La sentencia del procés, del lunes pasado, ha sido recibida como se merecía: rabia contenida y protesta inmediata. La ciudadanía no puede hacer nada más. A otros les corresponde dar la respuesta política. La respuesta de la calle es clara y sólida: libertad de los condenados y exiliados.

Lo que no puede hacer el poder político es dar espectáculos como los que da el actual Govern de la Generalitat. De un tiempo a esta parte, la diligencia política, el oficialismo catalán para ser más exactos, haciendo de la victimización bandera, dilapida el capital político que la ciudadanía le ha entregado.

Con la irrupción de la nueva política, que en Catalunya ha estado prácticamente dedicada al independentismo, se ha demostrado por todas partes que el cambio de hacer las cosas públicas no ha sido entendido por las clases oficialmente gobernantes. Las gentes, las buenas gentes, han tomado la calle, se han empoderado ―neologismo, sea dicho de paso, naïf y vacío, utilizado por los neopolíticos cools, cursis e inoperativos―. Pero la toma pacífica de la calle, el empoderamiento, no puede hacer funcionar la maquinaria de la cosa pública.

Estamos ante una energía desbordante y contagiosa, pero hay que conducirla para poder aprovecharla. Para entendernos, es como la lluvia intensa en las cordilleras, que proveen torrentes; si estas corrientes no son reconducidas como es debido, los beneficios del agua (desde su fuerza motriz a su capacidad nutricia) se irán al garete y, además, pueden devastar regiones enteras.

Los encaminadores de estos aguaceros son las instituciones; en la delantera se encuentran los políticos. Estos no pueden alabar la fuerza de la gente y, al mismo tiempo, no aprovecharla.

La tradicional miopía del oficialismo catalán no ve lo que tiene delante: la respuesta es la sentencia

La rabia, la indignación, el desconcierto de la gente ha contagiado a los políticos que, miméticamente, reproducen el discurso de la calle sin sacar la fuerza que tiene.

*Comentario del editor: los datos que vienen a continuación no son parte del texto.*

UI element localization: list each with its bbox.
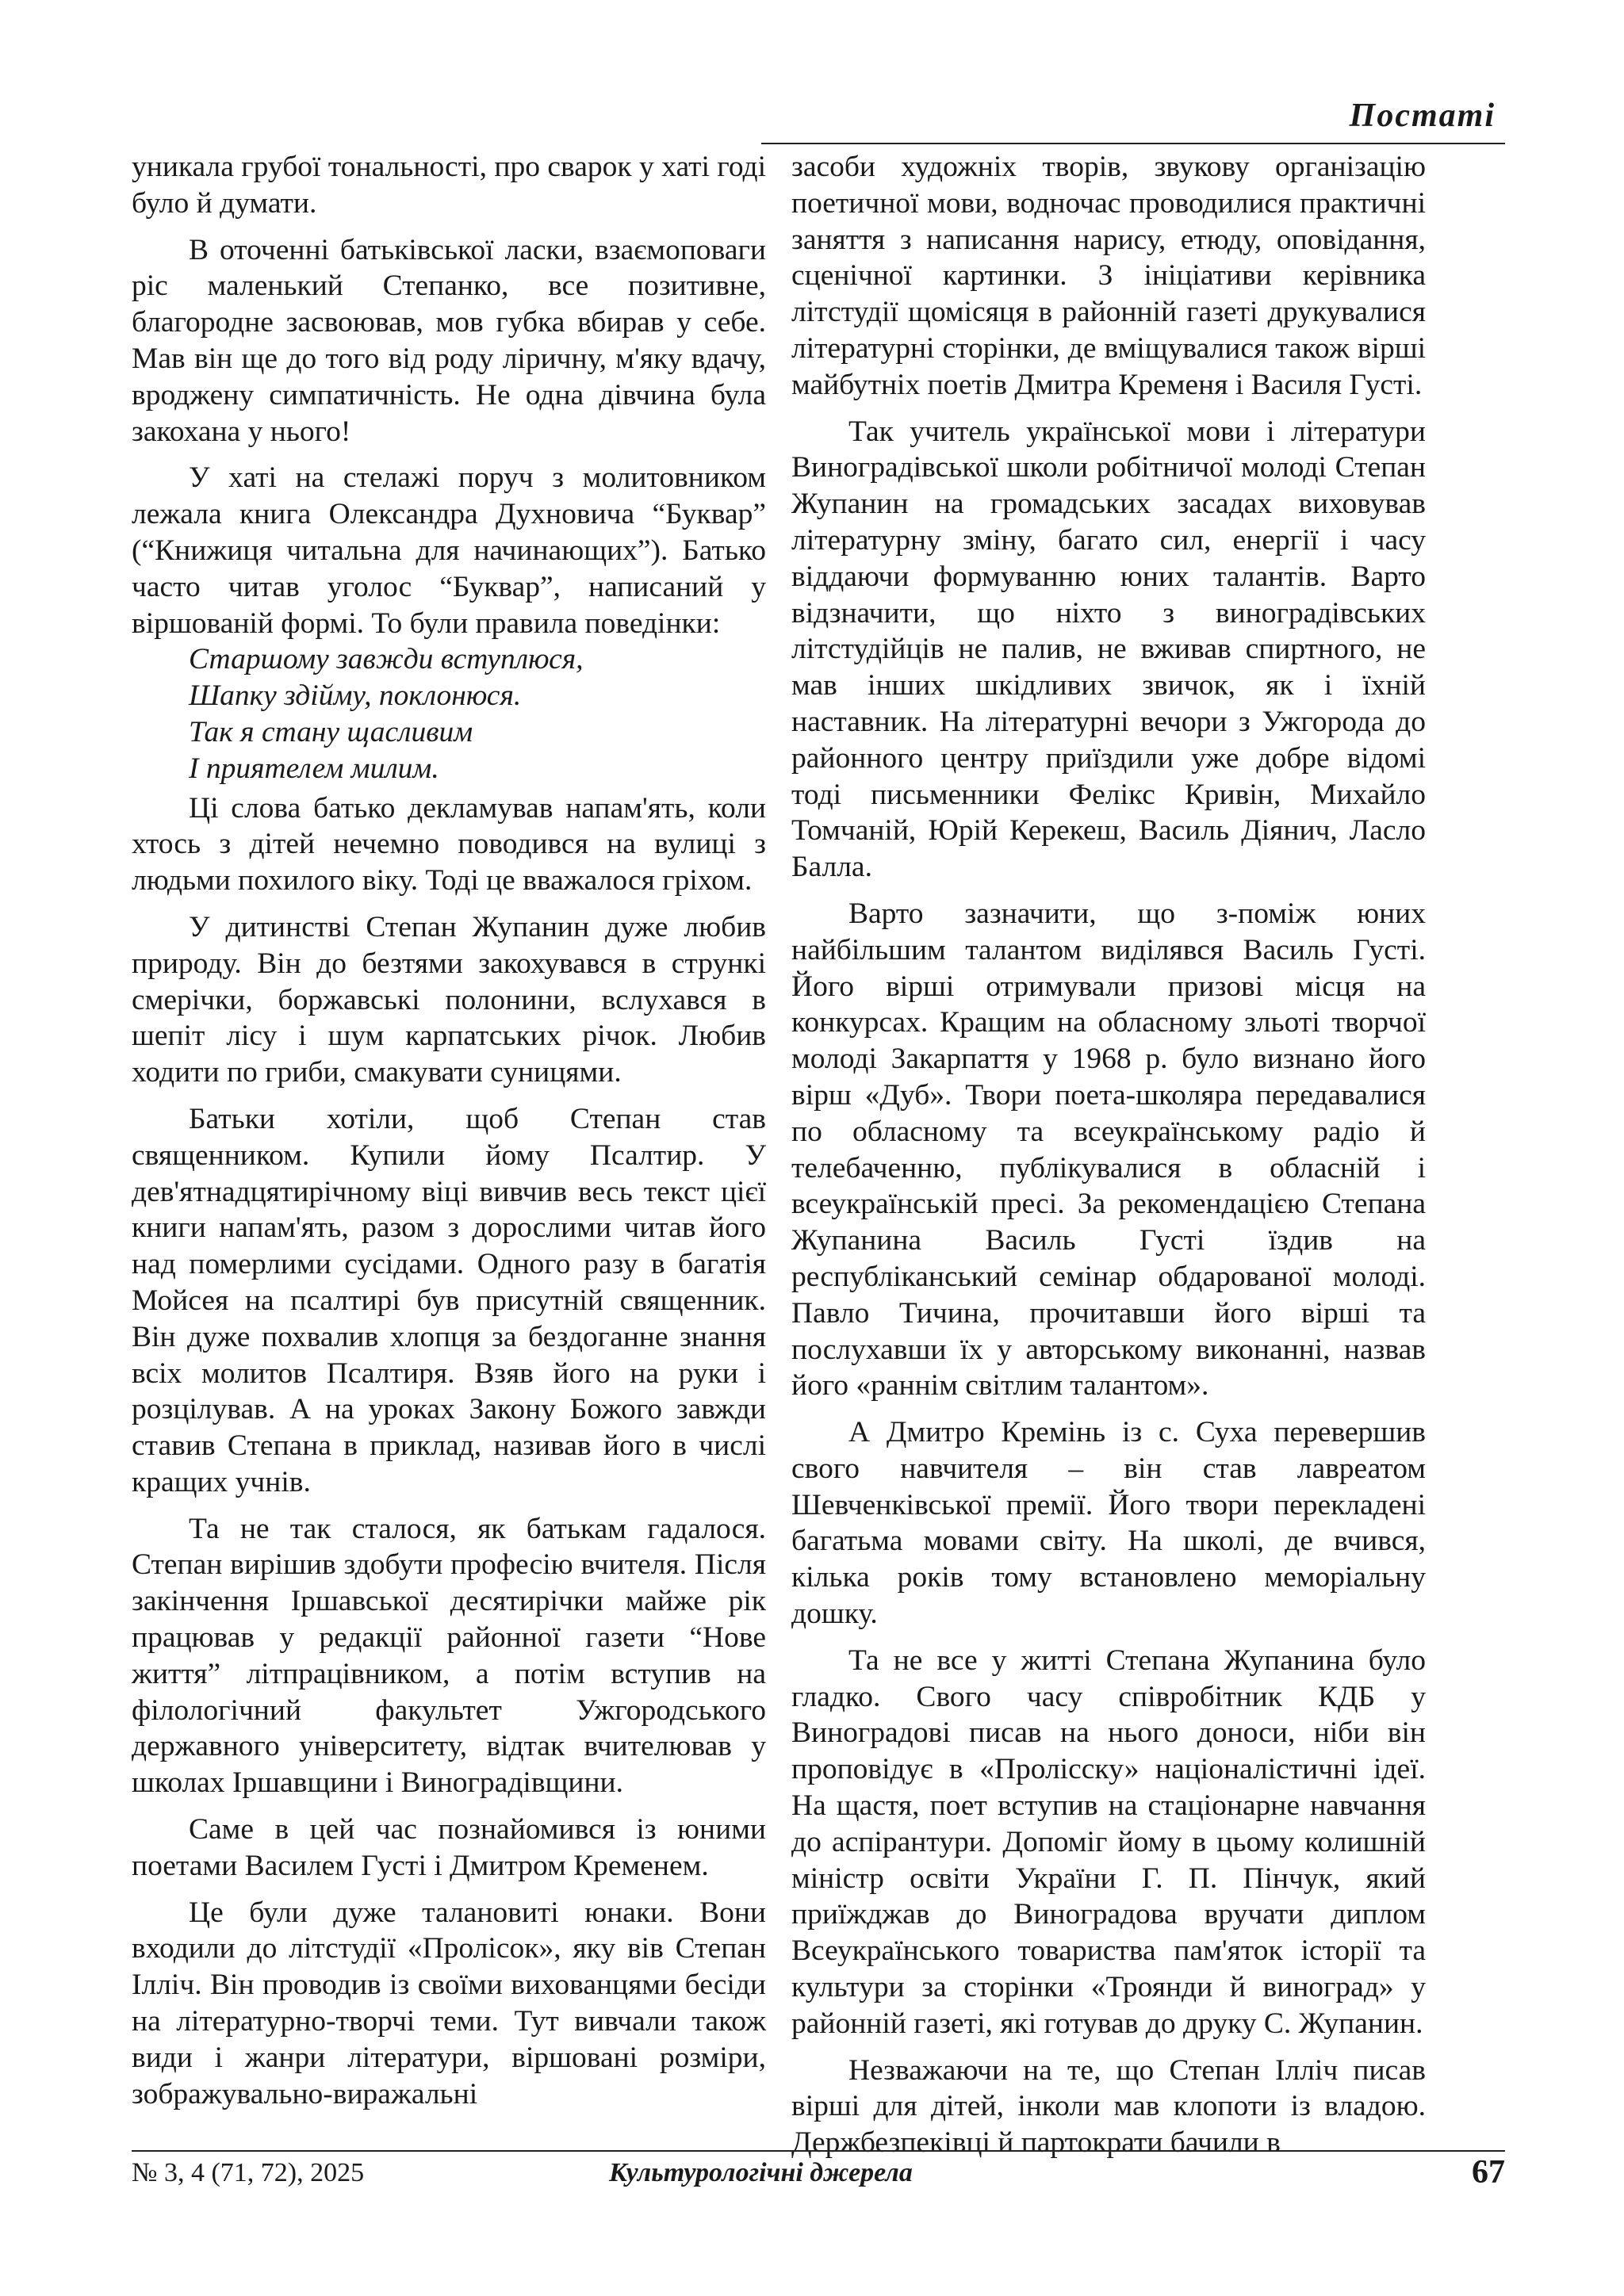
paragraph: засоби художніх творів, звукову організацію поетичної мови, водночас проводилися практичні заняття з написання нарису, етюду, оповідання, сценічної картинки. З ініціативи керівника літстудії щомісяця в районній газеті друкувалися літературні сторінки, де вміщувалися також вірші майбутніх поетів Дмитра Кременя і Василя Густі. bbox=[791, 151, 1426, 401]
paragraph: уникала грубої тональності, про сварок у хаті годі було й думати. bbox=[132, 151, 766, 220]
page-number: 67 bbox=[1472, 2154, 1505, 2191]
paragraph: Батьки хотіли, щоб Степан став священником. Купили йому Псалтир. У дев'ятнадцятирічному віці вивчив весь текст цієї книги напам'ять, разом з дорослими читав його над померлими сусідами. Одного разу в багатія Мойсея на псалтирі був присутній священник. Він дуже похвалив хлопця за бездоганне знання всіх молитов Псалтиря. Взяв його на руки і розцілував. А на уроках Закону Божого завжди ставив Степана в приклад, називав його в числі кращих учнів. bbox=[132, 1102, 766, 1498]
paragraph: Це були дуже талановиті юнаки. Вони входили до літстудії «Пролісок», яку вів Степан Ілліч. Він проводив із своїми вихованцями бесіди на літературно-творчі теми. Тут вивчали також види і жанри літератури, віршовані розміри, зображувально-виражальні bbox=[132, 1896, 766, 2110]
journal-title: Культурологічні джерела bbox=[609, 2158, 913, 2187]
paragraph: У хаті на стелажі поруч з молитовником лежала книга Олександра Духновича “Буквар” (“Книжиця читальна для начинающих”). Батько часто читав уголос “Буквар”, написаний у віршованій формі. То були правила поведінки: bbox=[132, 461, 766, 640]
paragraph: Та не так сталося, як батькам гадалося. Степан вирішив здобути професію вчителя. Після закінчення Іршавської десятирічки майже рік працював у редакції районної газети “Нове життя” літпрацівником, а потім вступив на філологічний факультет Ужгородського державного університету, відтак вчителював у школах Іршавщини і Виноградівщини. bbox=[132, 1512, 766, 1800]
issue-number: № 3, 4 (71, 72), 2025 bbox=[132, 2158, 365, 2187]
verse-quote bbox=[189, 641, 766, 786]
paragraph: Та не все у житті Степана Жупанина було гладко. Свого часу співробітник КДБ у Виноградові писав на нього доноси, ніби він проповідує в «Пролісску» націоналістичні ідеї. На щастя, поет вступив на стаціонарне навчання до аспірантури. Допоміг йому в цьому колишній міністр освіти України Г. П. Пінчук, який приїжджав до Виноградова вручати диплом Всеукраїнського товариства пам'яток історії та культури за сторінки «Троянди й виноград» у районній газеті, які готував до друку С. Жупанин. bbox=[791, 1644, 1426, 2040]
paragraph: А Дмитро Кремінь із с. Суха перевершив свого навчителя – він став лавреатом Шевченківської премії. Його твори перекладені багатьма мовами світу. На школі, де вчився, кілька років тому встановлено меморіальну дошку. bbox=[791, 1416, 1426, 1631]
paragraph: У дитинстві Степан Жупанин дуже любив природу. Він до безтями закохувався в стрункі смерічки, боржавські полонини, вслухався в шепіт лісу і шум карпатських річок. Любив ходити по гриби, смакувати суницями. bbox=[132, 910, 766, 1089]
paragraph: Незважаючи на те, що Степан Ілліч писав вірші для дітей, інколи мав клопоти із владою. Держбезпеківці й партократи бачили в bbox=[791, 2053, 1426, 2160]
paragraph: Саме в цей час познайомився із юними поетами Василем Густі і Дмитром Кременем. bbox=[132, 1813, 766, 1882]
footer-rule bbox=[132, 2150, 1505, 2152]
left-text-column bbox=[132, 149, 766, 2122]
header-rule bbox=[761, 143, 1505, 144]
verse-line: Так я стану щасливим bbox=[189, 715, 473, 748]
section-rubric: Постаті bbox=[1349, 98, 1496, 134]
verse-line: Старшому завжди вступлюся, bbox=[189, 643, 584, 676]
right-text-column bbox=[791, 149, 1426, 2172]
paragraph: Так учитель української мови і літератури Виноградівської школи робітничої молоді Степан Жупанин на громадських засадах виховував літературну зміну, багато сил, енергії і часу віддаючи формуванню юних талантів. Варто відзначити, що ніхто з виноградівських літстудійців не палив, не вживав спиртного, не мав інших шкідливих звичок, як і їхній наставник. На літературні вечори з Ужгорода до районного центру приїздили уже добре відомі тоді письменники Фелікс Кривін, Михайло Томчаній, Юрій Керекеш, Василь Діянич, Ласло Балла. bbox=[791, 415, 1426, 884]
paragraph: Ці слова батько декламував напам'ять, коли хтось з дітей нечемно поводився на вулиці з людьми похилого віку. Тоді це вважалося гріхом. bbox=[132, 791, 766, 897]
paragraph: В оточенні батьківської ласки, взаємоповаги ріс маленький Степанко, все позитивне, благородне засвоював, мов губка вбирав у себе. Мав він ще до того від роду ліричну, м'яку вдачу, вроджену симпатичність. Не одна дівчина була закохана у нього! bbox=[132, 233, 766, 448]
verse-line: І приятелем милим. bbox=[189, 752, 439, 785]
verse-line: Шапку здійму, поклонюся. bbox=[189, 679, 522, 713]
paragraph: Варто зазначити, що з-поміж юних найбільшим талантом виділявся Василь Густі. Його вірші отримували призові місця на конкурсах. Кращим на обласному зльоті творчої молоді Закарпаття у 1968 р. було визнано його вірш «Дуб». Твори поета-школяра передавалися по обласному та всеукраїнському радіо й телебаченню, публікувалися в обласній і всеукраїнській пресі. За рекомендацією Степана Жупанина Василь Густі їздив на республіканський семінар обдарованої молоді. Павло Тичина, прочитавши його вірші та послухавши їх у авторському виконанні, назвав його «раннім світлим талантом». bbox=[791, 897, 1426, 1402]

Ciertamente, la situación es sumamente complicada. Nos encontramos inmersos en una emergencia nacional. Sin embargo, los responsables públicos no pueden hacer el llorica o no cobijarse bajo la bandera de una épica tan retórica como vacía.

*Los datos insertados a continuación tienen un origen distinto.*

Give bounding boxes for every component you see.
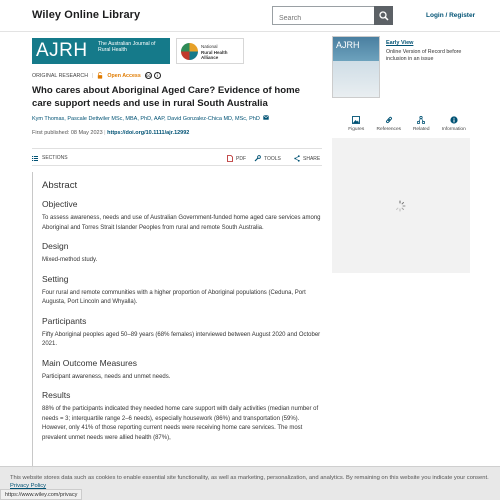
article-tools — [340, 116, 470, 140]
wiley-logo[interactable]: Wiley Online Library — [32, 9, 141, 21]
wrench-icon — [254, 155, 261, 162]
media-panel — [332, 138, 470, 273]
loading-spinner-icon — [394, 200, 406, 212]
journal-cover[interactable] — [332, 36, 380, 98]
partner-logo[interactable] — [176, 38, 244, 64]
status-bar-url: https://www.wiley.com/privacy — [0, 489, 82, 500]
objective-text: To assess awareness, needs and use of Australian Government-funded home aged care services among Aboriginal and Torres Strait Islander Peoples from rural and remote South Australia. — [42, 215, 321, 231]
setting-text: Four rural and remote communities with a higher proportion of Aboriginal populations (Ceduna, Port Augusta, Port Lincoln and Whyalla). — [42, 289, 306, 305]
open-access-icon — [97, 72, 103, 79]
journal-banner[interactable] — [32, 38, 170, 64]
pdf-button[interactable]: PDF — [227, 155, 246, 162]
early-view-link[interactable]: Early View — [386, 40, 414, 46]
info-icon — [450, 116, 458, 124]
pdf-icon — [227, 155, 233, 162]
article-title: Who cares about Aboriginal Aged Care? Evidence of home care support needs and use in rural South Australia — [32, 85, 300, 109]
top-header — [0, 0, 500, 32]
doi-link[interactable]: https://doi.org/10.1111/ajr.12992 — [107, 130, 190, 136]
image-icon — [352, 116, 360, 124]
by-icon: i — [154, 72, 161, 79]
email-icon[interactable] — [263, 115, 269, 120]
participants-heading: Participants — [42, 315, 87, 326]
article-type: ORIGINAL RESEARCH — [32, 72, 89, 79]
partner-name: National Rural Health Alliance — [201, 44, 228, 60]
tools-button[interactable]: TOOLS — [254, 155, 281, 162]
tool-information[interactable]: Information — [438, 116, 471, 140]
share-icon — [294, 155, 300, 162]
tool-references[interactable]: References — [373, 116, 406, 140]
results-text: 88% of the participants indicated they needed home care support with daily activities (median number of needs = 3; interquartile range 2–6 needs), especially housework (86%) and transportation (59%). However, only 41% of those reporting current needs were receiving home care services. The most prevalent unmet needs were allied health (87%), — [42, 406, 319, 441]
share-button[interactable]: SHARE — [294, 155, 320, 162]
journal-full-name: The Australian Journal of Rural Health — [98, 41, 156, 53]
tool-related[interactable]: Related — [405, 116, 438, 140]
login-register-link[interactable]: Login / Register — [426, 12, 476, 19]
sections-button[interactable]: SECTIONS — [32, 155, 68, 161]
cookie-text: This website stores data such as cookies to enable essential site functionality, as well as marketing, personalization, and analytics. By remaining on this website you indicate your consent. Privacy Policy — [10, 475, 489, 490]
results-heading: Results — [42, 390, 71, 400]
search-icon — [379, 11, 389, 21]
setting-heading: Setting — [42, 273, 69, 284]
link-icon — [385, 116, 393, 124]
early-view-desc: Online Version of Record before inclusion in an issue — [386, 49, 462, 62]
tool-figures[interactable]: Figures — [340, 116, 373, 140]
outcome-heading: Main Outcome Measures — [42, 357, 137, 368]
design-heading: Design — [42, 241, 69, 251]
cover-title: AJRH — [336, 40, 360, 50]
participants-text: Fifty Aboriginal peoples aged 50–89 years (68% females) interviewed between August 2020 and October 2021. — [42, 331, 321, 347]
partner-logo-icon — [181, 43, 198, 60]
first-published: First published: 08 May 2023 — [32, 130, 103, 136]
search-box[interactable] — [272, 6, 375, 25]
design-text: Mixed-method study. — [42, 257, 98, 263]
author-list[interactable]: Kym Thomas, Pascale Dettwiler MSc, MBA, PhD, AAP, David Gonzalez-Chica MD, MSc, PhD — [32, 115, 322, 122]
license-icons[interactable] — [145, 72, 161, 79]
search-input[interactable] — [273, 10, 374, 27]
publication-info: First published: 08 May 2023 | https://doi.org/10.1111/ajr.12992 — [32, 130, 190, 136]
objective-heading: Objective — [42, 199, 78, 209]
outcome-text: Participant awareness, needs and unmet needs. — [42, 373, 171, 380]
cc-icon: cc — [145, 73, 151, 78]
abstract-section — [32, 172, 322, 472]
abstract-heading: Abstract — [42, 180, 78, 191]
open-access-label: Open Access — [107, 72, 141, 79]
privacy-policy-link[interactable]: Privacy Policy — [10, 483, 47, 490]
article-meta: ORIGINAL RESEARCH | Open Access cc i — [32, 72, 161, 79]
related-icon — [417, 116, 425, 124]
search-button[interactable] — [374, 6, 393, 25]
journal-abbrev: AJRH — [36, 40, 88, 61]
list-icon — [32, 156, 38, 161]
article-toolbar — [32, 148, 322, 166]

Como tampoco se puede, aprovechando este caudal generoso de la ciudadanía, empeñarse, como toros cegados por los castigos de los toreros, en abordar una y otra vez el mismo muro sin obtener resultados. Esta épica reiterada deja al descubierto una incapacidad de acción cronificada y, por lo tanto, enfermiza, que conduce a la nada.

Si, como dicen que decía Einstein, buscamos resultados diferentes, no hagamos siempre lo mismo, hay que cambiar de estratégica y seguramente prescindir del star system político actual, por lo menos, de algunos, cuya estrella decae a simple vista. Las elecciones (tanto la oferta de elegibles como el voto) son un excelente sistema.

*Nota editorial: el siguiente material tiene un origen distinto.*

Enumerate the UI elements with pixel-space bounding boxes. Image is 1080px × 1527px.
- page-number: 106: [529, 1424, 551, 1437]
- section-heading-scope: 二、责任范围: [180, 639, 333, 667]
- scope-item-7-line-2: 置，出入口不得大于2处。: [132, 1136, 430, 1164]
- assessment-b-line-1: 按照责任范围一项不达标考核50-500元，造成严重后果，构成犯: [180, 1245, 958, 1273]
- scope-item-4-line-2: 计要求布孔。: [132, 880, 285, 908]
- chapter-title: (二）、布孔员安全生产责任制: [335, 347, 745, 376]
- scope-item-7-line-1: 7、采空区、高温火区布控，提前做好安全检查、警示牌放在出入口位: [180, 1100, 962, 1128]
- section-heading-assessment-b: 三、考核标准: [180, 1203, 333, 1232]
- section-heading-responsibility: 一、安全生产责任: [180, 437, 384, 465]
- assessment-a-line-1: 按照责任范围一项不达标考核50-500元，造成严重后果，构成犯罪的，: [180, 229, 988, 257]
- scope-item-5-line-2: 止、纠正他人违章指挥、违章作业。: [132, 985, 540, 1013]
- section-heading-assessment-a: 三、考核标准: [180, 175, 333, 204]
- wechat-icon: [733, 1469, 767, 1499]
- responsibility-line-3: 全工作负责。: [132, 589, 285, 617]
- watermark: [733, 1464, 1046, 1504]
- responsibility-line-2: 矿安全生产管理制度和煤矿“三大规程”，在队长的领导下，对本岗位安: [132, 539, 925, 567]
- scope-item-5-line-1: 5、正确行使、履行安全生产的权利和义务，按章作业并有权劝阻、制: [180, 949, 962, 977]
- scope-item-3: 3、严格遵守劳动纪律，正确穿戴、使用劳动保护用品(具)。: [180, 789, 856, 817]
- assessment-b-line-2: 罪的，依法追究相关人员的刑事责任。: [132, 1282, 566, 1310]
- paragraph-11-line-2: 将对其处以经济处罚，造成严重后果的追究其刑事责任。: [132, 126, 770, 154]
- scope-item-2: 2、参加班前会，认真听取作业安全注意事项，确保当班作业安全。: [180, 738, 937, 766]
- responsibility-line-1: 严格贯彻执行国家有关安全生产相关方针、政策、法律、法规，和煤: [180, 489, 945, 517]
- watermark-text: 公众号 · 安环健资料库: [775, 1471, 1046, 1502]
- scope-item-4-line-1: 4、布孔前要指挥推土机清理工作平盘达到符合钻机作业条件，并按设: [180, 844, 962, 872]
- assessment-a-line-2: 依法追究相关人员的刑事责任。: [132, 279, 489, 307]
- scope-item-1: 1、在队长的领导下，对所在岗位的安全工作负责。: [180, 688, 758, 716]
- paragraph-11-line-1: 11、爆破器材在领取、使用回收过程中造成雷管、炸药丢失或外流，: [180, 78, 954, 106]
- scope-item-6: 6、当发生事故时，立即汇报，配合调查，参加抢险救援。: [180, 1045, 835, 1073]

Uno de los mantras que del independentismo, reiterado como los derviches sus vueltas y revueltas, es que hay que forzar una solución política. La tradicional miopía del oficialismo catalán no ve lo que tiene delante: la respuesta es la sentencia.

El régimen español, por mucho que se jacte de democrático (mucha es la literatura sobre regímenes democráticos con zonas profundamente autoritarias y antidemocráticas) ha actuado ante el independentismo ―y hasta ahora hemos visto sólo el segundo acto― como un todo, como una máquina aplanadora. Esta es su respuesta. Agotar la capacidad de sacrificio de la ciudadanía en la vía que ha merecido esta respuesta parece que es una pérdida de tiempo histórica.

La incapacidad del catalanismo para percibir la esencia del españolismo más tridentino, al fin y al cabo, siempre resurgiendo, es digna de atención y... de urgente superación.

Mientras no se lleve a cabo un análisis realista y profundo de cuál es el oponente a las legítimas ansias de libertad de una gran parte del pueblo catalán, de cómo actúa, y se siga haciendo befa de él, no hay ningún tipo de salida. Se repetirán las embestidas y se repetirán los fracasos, la rabia y el dolor. Hace falta, pues, escoger otras vías, todo aprovechando la energía ciudadana y no malbaratándola.

No se tomen estas consideraciones con entreguismo o derrotismo. Los etiquetadores de guardia, como sumos sacerdotes de una ortodoxia que sólo ellos conocen, tienen una tendencia congénita a (des)calificar y no a analizar.

Las consideraciones precedentes son una reflexión sobre la necesidad de un cambio de paradigma político del soberanismo. No conozco el camino o caminos. Pero a ciencia cierta parece que el escogido hasta ahora no es el bueno.